Llivro “Lukenya e seu Poder Poderoso” foi escrito em português e kimbundu, língua originária do território africano nas regiões da República do Congo e Angola
Llivro “Lukenya e seu Poder Poderoso” foi escrito em português e kimbundu, língua originária do território africano nas regiões da República do Congo e Angola
Foto: Reprodução/Instagram/sescsantana

Porém, no país estrangeiro, Odara foi comovida pela história de uma menina que sofria preconceitos por conta do cabelo. “Em uma conversa informal, ela me contou que já quis tirar a vida porque era zoada na escola e para mim não fez lógica porque todos tinham a mesma textura. E lembrei que de meninas no Brasil que já tinham relatado situações parecidas.”  

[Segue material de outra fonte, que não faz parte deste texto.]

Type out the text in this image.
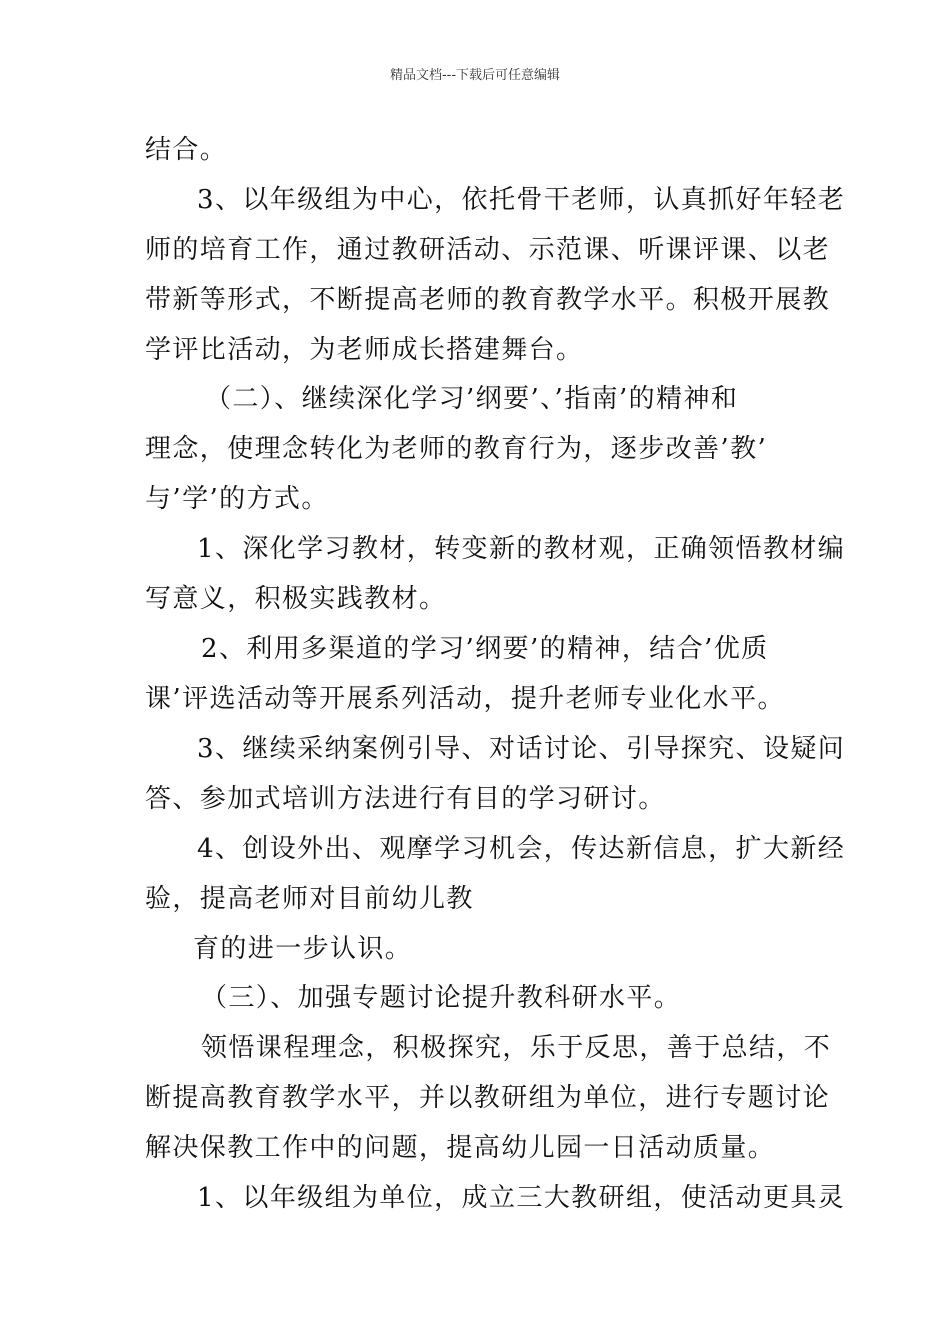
精品文档---下载后可任意编辑
结合。
3、以年级组为中心，依托骨干老师，认真抓好年轻老
师的培育工作，通过教研活动、示范课、听课评课、以老
带新等形式，不断提高老师的教育教学水平。积极开展教
学评比活动，为老师成长搭建舞台。
（二）、继续深化学习’纲要’、’指南’的精神和
理念，使理念转化为老师的教育行为，逐步改善’教’
与’学’的方式。
1、深化学习教材，转变新的教材观，正确领悟教材编
写意义，积极实践教材。
2、利用多渠道的学习’纲要’的精神，结合’优质
课’评选活动等开展系列活动，提升老师专业化水平。
3、继续采纳案例引导、对话讨论、引导探究、设疑问
答、参加式培训方法进行有目的学习研讨。
4、创设外出、观摩学习机会，传达新信息，扩大新经
验，提高老师对目前幼儿教
育的进一步认识。
（三）、加强专题讨论提升教科研水平。
领悟课程理念，积极探究，乐于反思，善于总结，不
断提高教育教学水平，并以教研组为单位，进行专题讨论
解决保教工作中的问题，提高幼儿园一日活动质量。
1、以年级组为单位，成立三大教研组，使活动更具灵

Os relatos deram a ideia para a criação do livro “Lukenya e seu Poder Poderoso”, ilustrado por Amanda Daphne, bilíngue, escrito em português e kimbundu, e que conta as aventuras de uma menina negra serelepe, cheia de ginga, em busca de um tesouro. 

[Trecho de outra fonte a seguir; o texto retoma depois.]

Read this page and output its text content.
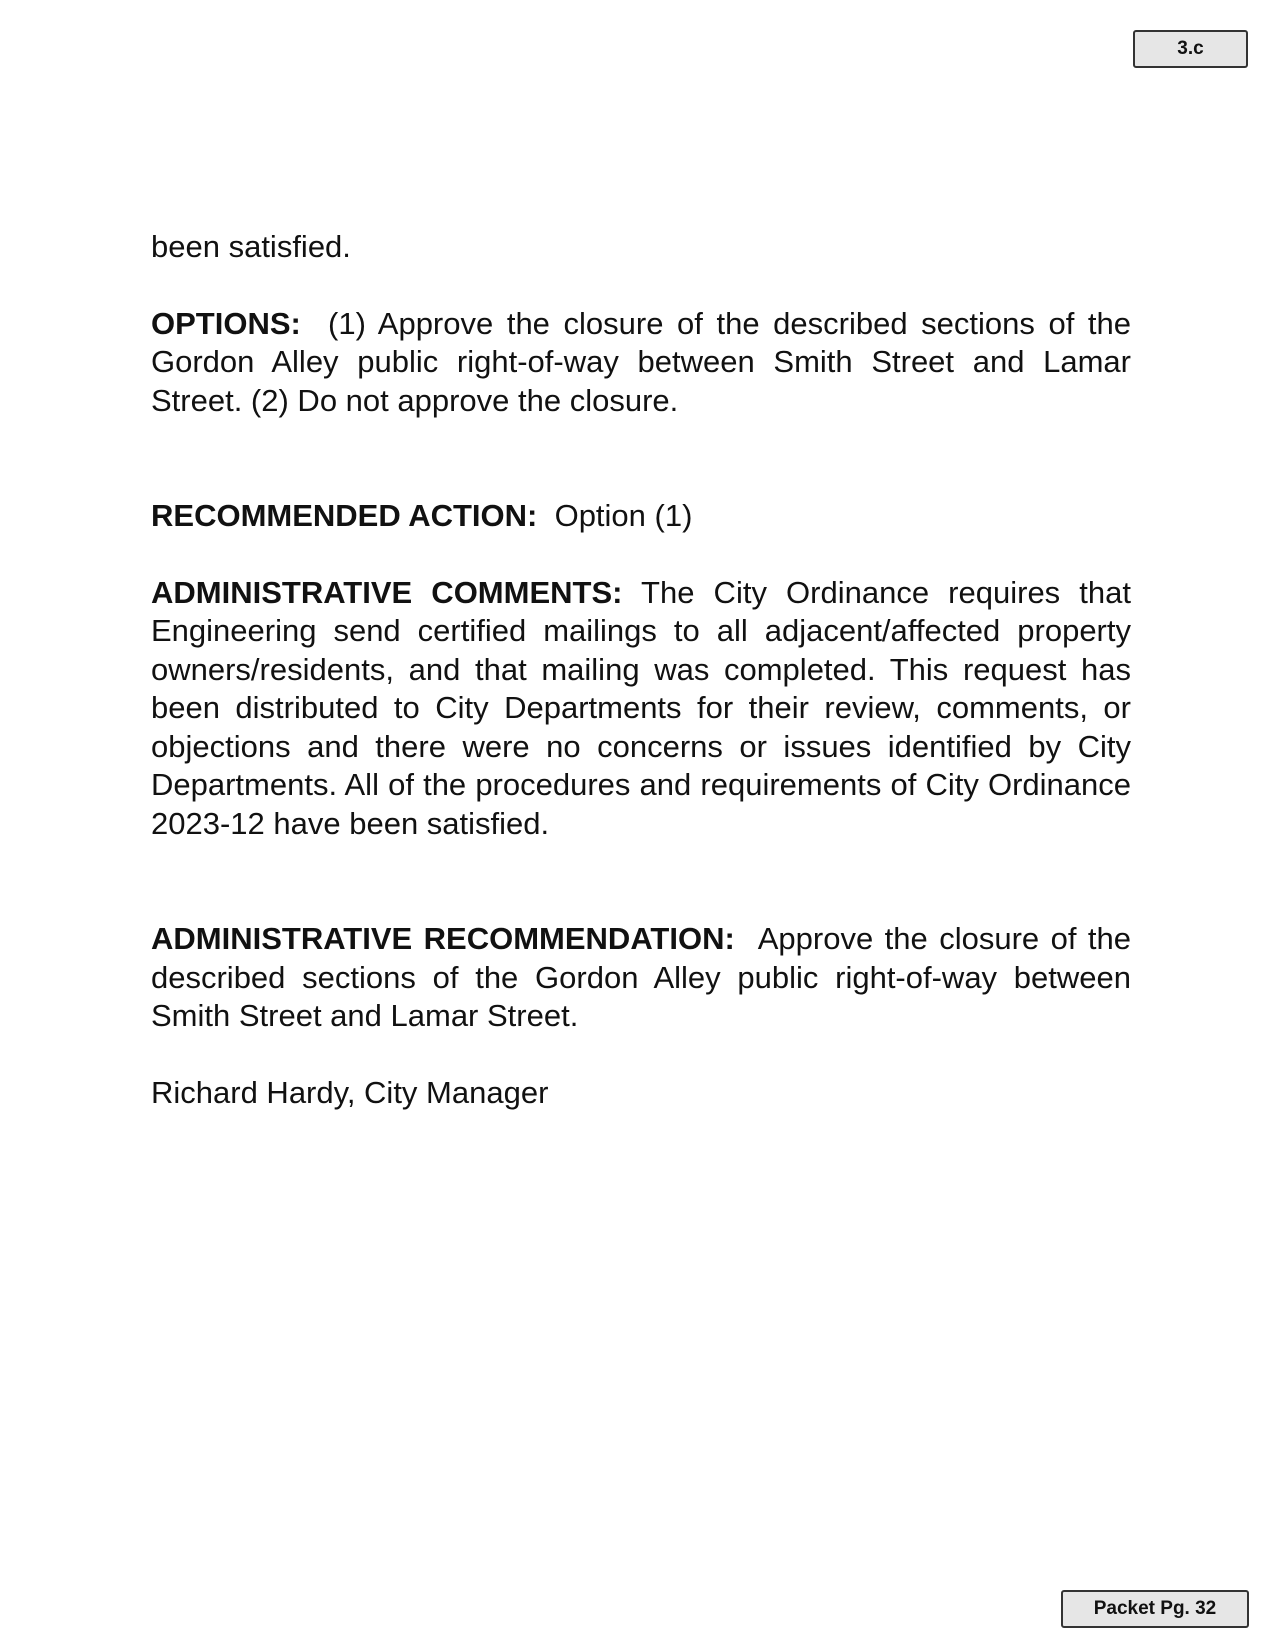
3.c

been satisfied.

OPTIONS: (1) Approve the closure of the described sections of the Gordon Alley public right-of-way between Smith Street and Lamar Street. (2) Do not approve the closure.

RECOMMENDED ACTION: Option (1)

ADMINISTRATIVE COMMENTS: The City Ordinance requires that Engineering send certified mailings to all adjacent/affected property owners/residents, and that mailing was completed. This request has been distributed to City Departments for their review, comments, or objections and there were no concerns or issues identified by City Departments. All of the procedures and requirements of City Ordinance 2023-12 have been satisfied.

ADMINISTRATIVE RECOMMENDATION: Approve the closure of the described sections of the Gordon Alley public right-of-way between Smith Street and Lamar Street.

Richard Hardy, City Manager

Packet Pg. 32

“É sobre ela encontrar o seu poder através do seu cabelo, de quem ela é de fato, do seu autoconhecimento, de saber qual lugar ela é que ela faz parte do continente africano, mesmo assim ela entender a sua importância. Então o poder poderoso é redundante por conta disso. Tem um poder e ele é poderoso, e eu sei que ele está comigo”, explica a autora. 

“Acredito que um ponto essencial que gera o racismo é o desconhecimento e a não compreensão do outro. Quando você entende o diferente como inferior você faz a movimentação de desumanizar, de esvaziar o sentido do outro.”  

Para Odara, seus trabalhos envolvidos em questões raciais buscam novos olhares. “O ponto principal é trazer nos nossos trabalhos essa valorização positiva, tanto do continente africano, de modo geral, sabendo que ele tem as suas especificidades, pluralidade, mas principalmente, desfazer esses olhares e estereótipos negativos que por muitos anos se consolidou na nossa sociedade.”